Nous l'avons dit plus haut, l'homme des Français jouit d'un appui important en Occident, France en tête, mais aussi à l'Est de l'Europe et en Orient. Contre son régime, ce sont toutes les saines énergies kamerunaises qui doivent être mobilisés. C'est pour cela que l'appel de Ndeh Ntumazah doit être entendu. Une chance s'offre à l'opposition et au Peuple kamerunais : il faut s'asseoir sur une table et mettre au point une plate-forme de Front-Uni qui aille au-delà du programme minimum du Manidem; il ne fait aucun doute que si l'appel de Ntum était entendu on pourrait revivre, sur le plan de la mobilisation et de l'enthousiasme, les sensationnelles années 1950-1958. [PAGE 54] A nos dirigeants de prendre leurs responsabilités. Nous jugerons les dirigeants de l'opposition sur leur capacité à dépasser leurs égoïsmes trop étroits pour répondre à l'appel du camarade Ntumazah qui n'a posé qu'une condition : vouloir en finir avec le régime francophile d'Ahidjo. Ceux qui se démettraient de leurs responsabilités courent deux risques. Ils seront désavoués par leurs troupes quand ils en ont; et ils seront légitimement traités d'agents d'Ahidjo œuvrant à la perpétuation du régime francophile de la bande à Ahidjo.
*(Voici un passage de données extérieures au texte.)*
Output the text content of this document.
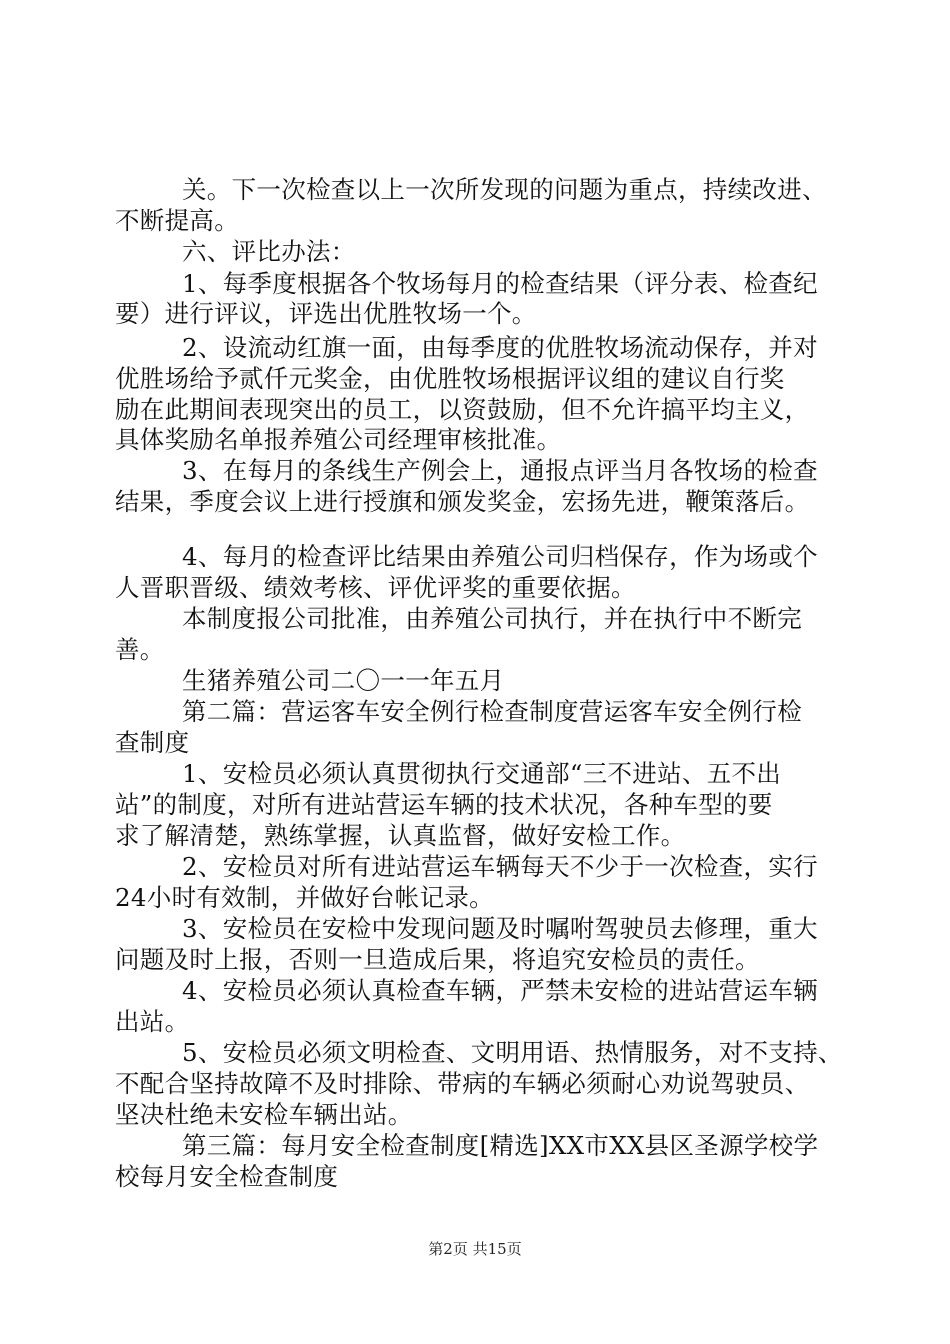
关。下一次检查以上一次所发现的问题为重点，持续改进、
不断提高。
六、评比办法：
1、每季度根据各个牧场每月的检查结果（评分表、检查纪
要）进行评议，评选出优胜牧场一个。
2、设流动红旗一面，由每季度的优胜牧场流动保存，并对
优胜场给予贰仟元奖金，由优胜牧场根据评议组的建议自行奖
励在此期间表现突出的员工，以资鼓励，但不允许搞平均主义，
具体奖励名单报养殖公司经理审核批准。
3、在每月的条线生产例会上，通报点评当月各牧场的检查
结果，季度会议上进行授旗和颁发奖金，宏扬先进，鞭策落后。
4、每月的检查评比结果由养殖公司归档保存，作为场或个
人晋职晋级、绩效考核、评优评奖的重要依据。
本制度报公司批准，由养殖公司执行，并在执行中不断完
善。
生猪养殖公司二〇一一年五月
第二篇：营运客车安全例行检查制度营运客车安全例行检
查制度
1、安检员必须认真贯彻执行交通部“三不进站、五不出
站”的制度，对所有进站营运车辆的技术状况，各种车型的要
求了解清楚，熟练掌握，认真监督，做好安检工作。
2、安检员对所有进站营运车辆每天不少于一次检查，实行
24小时有效制，并做好台帐记录。
3、安检员在安检中发现问题及时嘱咐驾驶员去修理，重大
问题及时上报，否则一旦造成后果，将追究安检员的责任。
4、安检员必须认真检查车辆，严禁未安检的进站营运车辆
出站。
5、安检员必须文明检查、文明用语、热情服务，对不支持、
不配合坚持故障不及时排除、带病的车辆必须耐心劝说驾驶员、
坚决杜绝未安检车辆出站。
第三篇：每月安全检查制度[精选]XX市XX县区圣源学校学
校每月安全检查制度
第2页 共15页
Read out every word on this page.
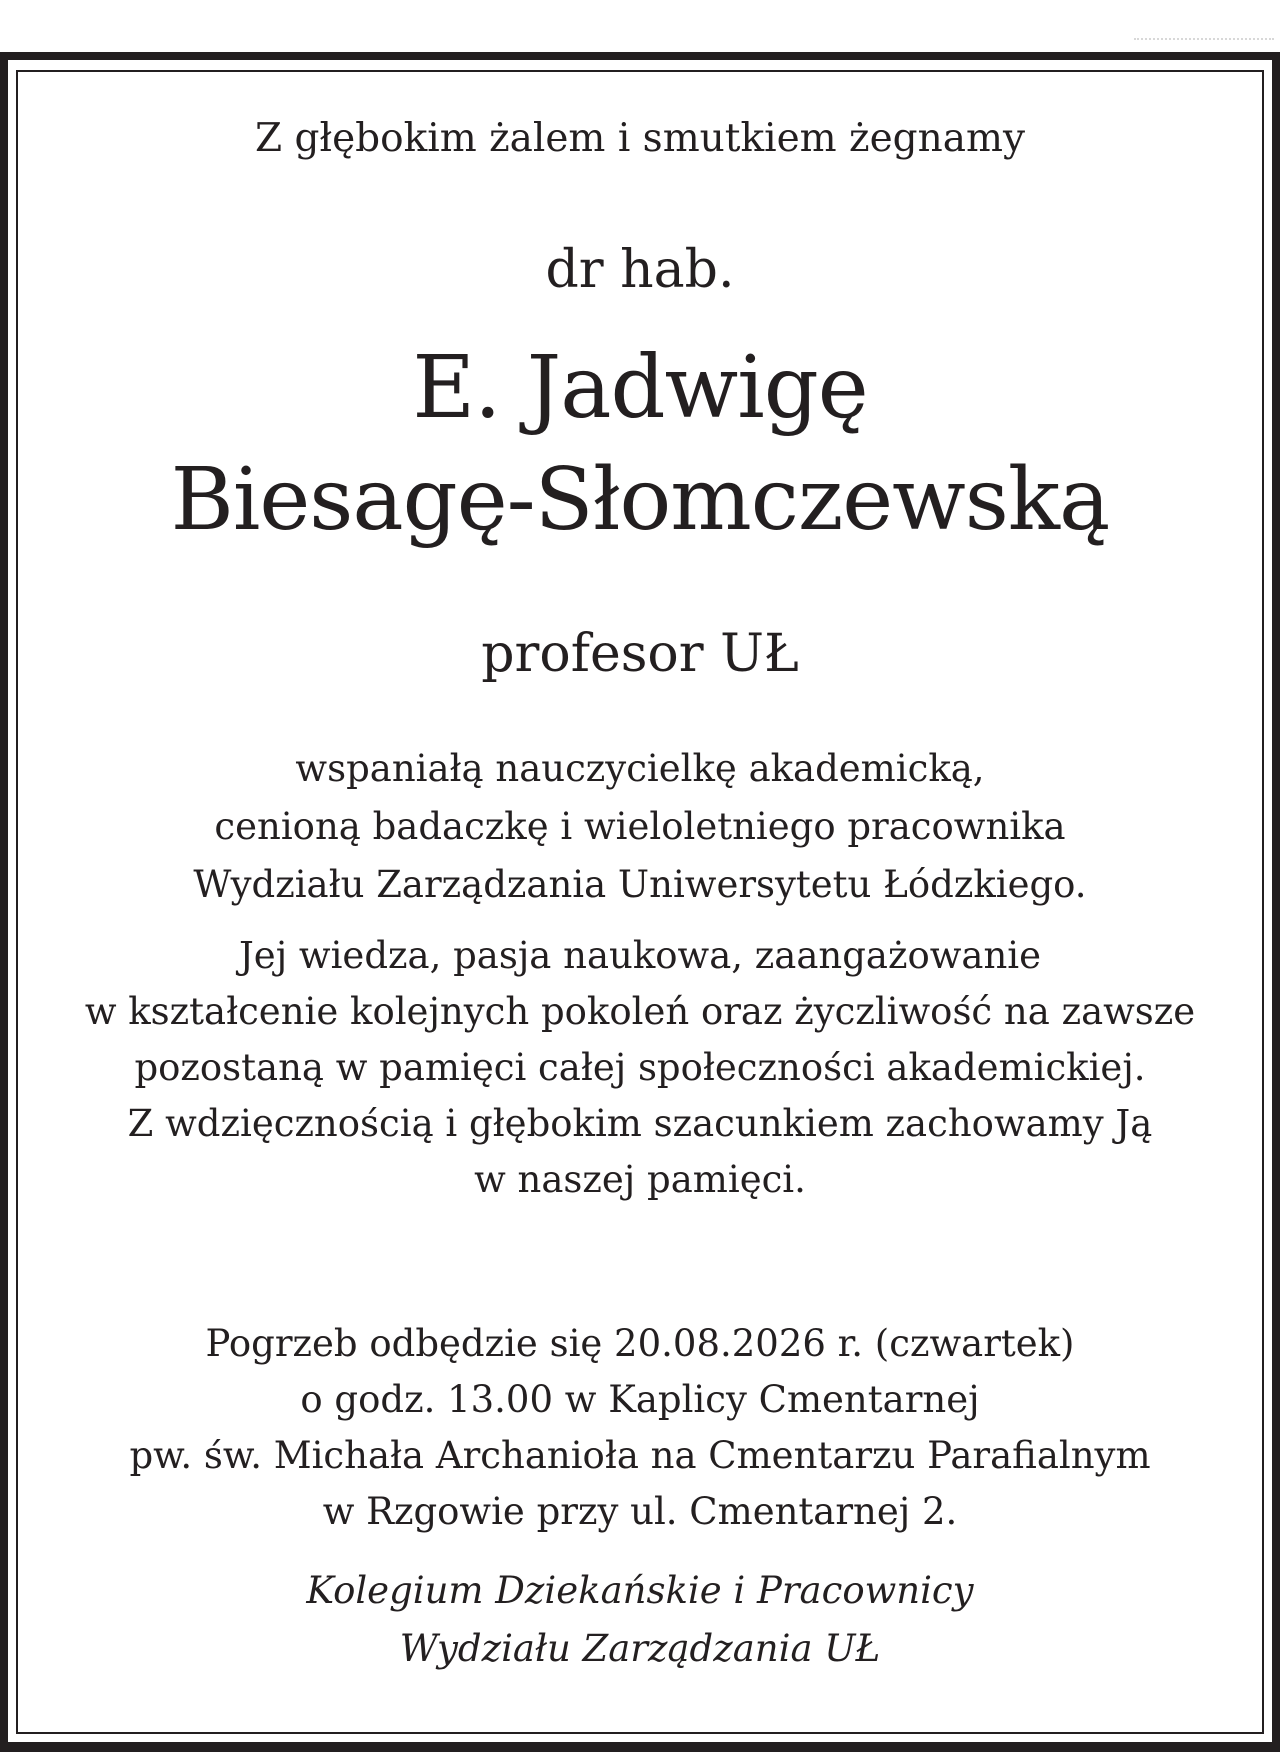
Z głębokim żalem i smutkiem żegnamy
dr hab.
E. Jadwigę
Biesagę-Słomczewską
profesor UŁ
wspaniałą nauczycielkę akademicką,
cenioną badaczkę i wieloletniego pracownika
Wydziału Zarządzania Uniwersytetu Łódzkiego.
Jej wiedza, pasja naukowa, zaangażowanie
w kształcenie kolejnych pokoleń oraz życzliwość na zawsze
pozostaną w pamięci całej społeczności akademickiej.
Z wdzięcznością i głębokim szacunkiem zachowamy Ją
w naszej pamięci.
Pogrzeb odbędzie się 20.08.2026 r. (czwartek)
o godz. 13.00 w Kaplicy Cmentarnej
pw. św. Michała Archanioła na Cmentarzu Parafialnym
w Rzgowie przy ul. Cmentarnej 2.
Kolegium Dziekańskie i Pracownicy
Wydziału Zarządzania UŁ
Pour ce qui nous concerne, nous restons fidèles au C.R. et au Programme Général de Transition au Socialisme pour deux raisons. La première, fondamentale, est que nous avons toujours été proches des thèses marxistes. En d'autres termes, si la France ne nous avait pas imposé une dictature pinochetienne dirigée par Ahidjo, au grand intérêt (car c'est ce qui compte après tout) de la bourgeoisie et du prolétariat français pour une fois réconciliés, et donc si le Kamerun connaissait une vie politique démocratique, nous serions membres du Parti Communiste. La seconde raison est que, contrairement à ce que pense Mongo Beti, nous pensons que la majorité des membres du C.R. et du Manidem, ayant appris à leurs dépens les nombreuses leçons des échecs passés, travaillent dans le sens de la Révolution kamerunaise. Les aléas, il y en aura toujours, l'important, c'est de les affronter avec intelligence et résolution. Voilà pourquoi, tout en dénonçant les méthodes et erreurs scandaleuses de certains membres du C.R. et du Manidem ainsi que du C.R. dans l'ensemble, nous continuons d'apporter notre contribution active mais critique à l'U.P.C. du Grand Um Nyobé dirigée par le C.R. La stratégie mise au point par le Programme Général de Transition au Socialisme ouvre des perspectives heureuses à notre Peuple. L'idéal socialiste, voilà ce pourquoi nous combattons et nous restons convaincus que nous vaincrons.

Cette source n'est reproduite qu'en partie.